Parce que sans ça, quoi

Parce que, néanmoins, sans ça, quoi, en définitive

Parce que, néanmoins, sans ça, quoi, en définitive, sinon rien, mais rien d’autre que rien

Parce que néanmoins et malgré tout, sans ça, quoi, en définitive, sinon rien, mais et rien d’autre que rien dans l’intention même de tout

Parce que néanmoins et malgré tout, sans ça, quoi, en définitive, sinon rien, et rien d’autre que rien dans l’intention même de tout, ce qui revient à dire la même chose, variablement car,

Parce que néanmoins et malgré tout, sans ça, quoi, en définitive, sinon rien, et rien d’autre que rien dans l’intention même de tout, ce qui revient à dire la même chose, variablement car, grâce à ça

Parce que néanmoins et malgré tout, sans ça, quoi, en définitive, sinon rien, et rien d’autre que rien dans l’intention même de tout, ce qui revient à dire la même chose, variablement car, grâce à ça, toutes fois et quantes que cela chaut, art manœuvre

Parce que néanmoins et malgré tout, sans ça, quoi, en définitive, sinon rien, et rien d’autre que rien dans l’intention même de tout, ce qui revient à dire la même chose, variablement car, grâce à ça, toutes fois et quantes que cela chaut toutes et quantes fois que possible, art manœuvre, plus que jamais, sans conteste, pour régler les imperfections 



Parce que néanmoins et malgré tout, sans ça, quoi, quoi en définitive, sinon rien, et rien d’autre que rien dans l’intention même de tout, ce qui revient à dire la même chose mais variablement car, grâce à ça, toutes et quantes fois que possible, art manœuvre, plus que jamais, sans conteste, pour régler au mieux les imperfections  



 Le 19 septembre 2011, le hasard dirigé des lectures mènent à une cascade d’autres réflexions qui abondent dans le sens des réflexions du poète sur le travail poétique.

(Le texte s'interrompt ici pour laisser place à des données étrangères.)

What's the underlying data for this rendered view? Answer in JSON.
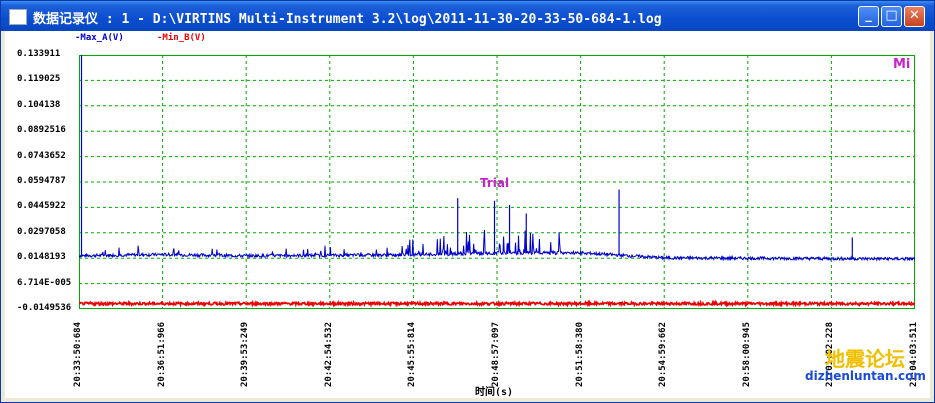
{
  "window": {
    "title": "数据记录仪 : 1 - D:\\VIRTINS Multi-Instrument 3.2\\log\\2011-11-30-20-33-50-684-1.log",
    "minimize_glyph": "_",
    "maximize_glyph": "□",
    "close_glyph": "✕"
  },
  "legend": {
    "series_a": "-Max_A(V)",
    "series_b": "-Min_B(V)"
  },
  "annotations": {
    "mi": "Mi",
    "trial": "Trial"
  },
  "watermark": {
    "text": "地震论坛",
    "url": "dizhenluntan.com"
  },
  "colors": {
    "series_a": "#0000cc",
    "series_b": "#ee0000",
    "grid": "#00aa00",
    "accent": "#cc22cc"
  },
  "chart_data": {
    "type": "line",
    "xlabel": "时间(s)",
    "ylabel": "",
    "ylim": [
      -0.0149536,
      0.133911
    ],
    "y_ticks": [
      "0.133911",
      "0.119025",
      "0.104138",
      "0.0892516",
      "0.0743652",
      "0.0594787",
      "0.0445922",
      "0.0297058",
      "0.0148193",
      "6.714E-005",
      "-0.0149536"
    ],
    "x_ticks": [
      "20:33:50:684",
      "20:36:51:966",
      "20:39:53:249",
      "20:42:54:532",
      "20:45:55:814",
      "20:48:57:097",
      "20:51:58:380",
      "20:54:59:662",
      "20:58:00:945",
      "21:01:02:228",
      "21:04:03:511"
    ],
    "grid": true,
    "series": [
      {
        "name": "Max_A(V)",
        "color": "#0000cc",
        "baseline": [
          0.0163,
          0.017,
          0.0162,
          0.0165,
          0.0168,
          0.0178,
          0.018,
          0.015,
          0.0148,
          0.0146,
          0.0144
        ],
        "spikes": [
          {
            "t": 0.003,
            "value": 0.1339
          },
          {
            "t": 0.453,
            "value": 0.05
          },
          {
            "t": 0.497,
            "value": 0.0485
          },
          {
            "t": 0.515,
            "value": 0.046
          },
          {
            "t": 0.535,
            "value": 0.041
          },
          {
            "t": 0.646,
            "value": 0.055
          },
          {
            "t": 0.925,
            "value": 0.027
          }
        ]
      },
      {
        "name": "Min_B(V)",
        "color": "#ee0000",
        "baseline": [
          -0.0118,
          -0.0118,
          -0.0118,
          -0.0118,
          -0.0118,
          -0.0118,
          -0.0118,
          -0.0118,
          -0.0118,
          -0.0118,
          -0.0118
        ]
      }
    ]
  }
}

Feuilletant, en effet, de-ci de-là, il relit quelques pages du livre endquote d’Yves di Manno[1], dont il retient ceci :

«  Pour lui [Yves di Manno évoque Ezra Pound], la poésie comme les autres arts était avant tout affaire de métier (au sens artisanal du terme) et l’écrivain soucieux de s’y adonner avec quelque efficacité devait prioritairement apprendre à en maîtriser les outils – tâche qui va de soi dans l’esprit du public concernant la peinture ou la musique, par exemple, alors que le poète est censé s’en remettre à sa sublime, à sa divine inspiration[2]. Dans cette optique, Pound a préconisé un certain nombre d’exercices, et même une méthode de travail, afin que le poète ne se trouve pas démuni le jour où ledit esprit saint daigne le visiter, qu’il soit instinctivement en mesure, en vertu du travail antérieur, de trouver la forme idéale permettant le partage de son “illumination”. Celle-ci étant bien sûr nécessaire[3], mais NON suffisante à la réussite de l’œuvre achevée. »

Après quoi Yves di Manno pointe quoi relève de la méthode poundienne :

« Une lecture active (critique, concernée) de l’héritage littéraire national […] ; une fréquentation assidue des classiques au sens universel du terme […] ; l’écrivain doit parallèlement procéder au nettoyage du langage poétique, dans l’état où il le trouve à son arrivée […] ; la traduction fait intégralement partie du travail poétique ».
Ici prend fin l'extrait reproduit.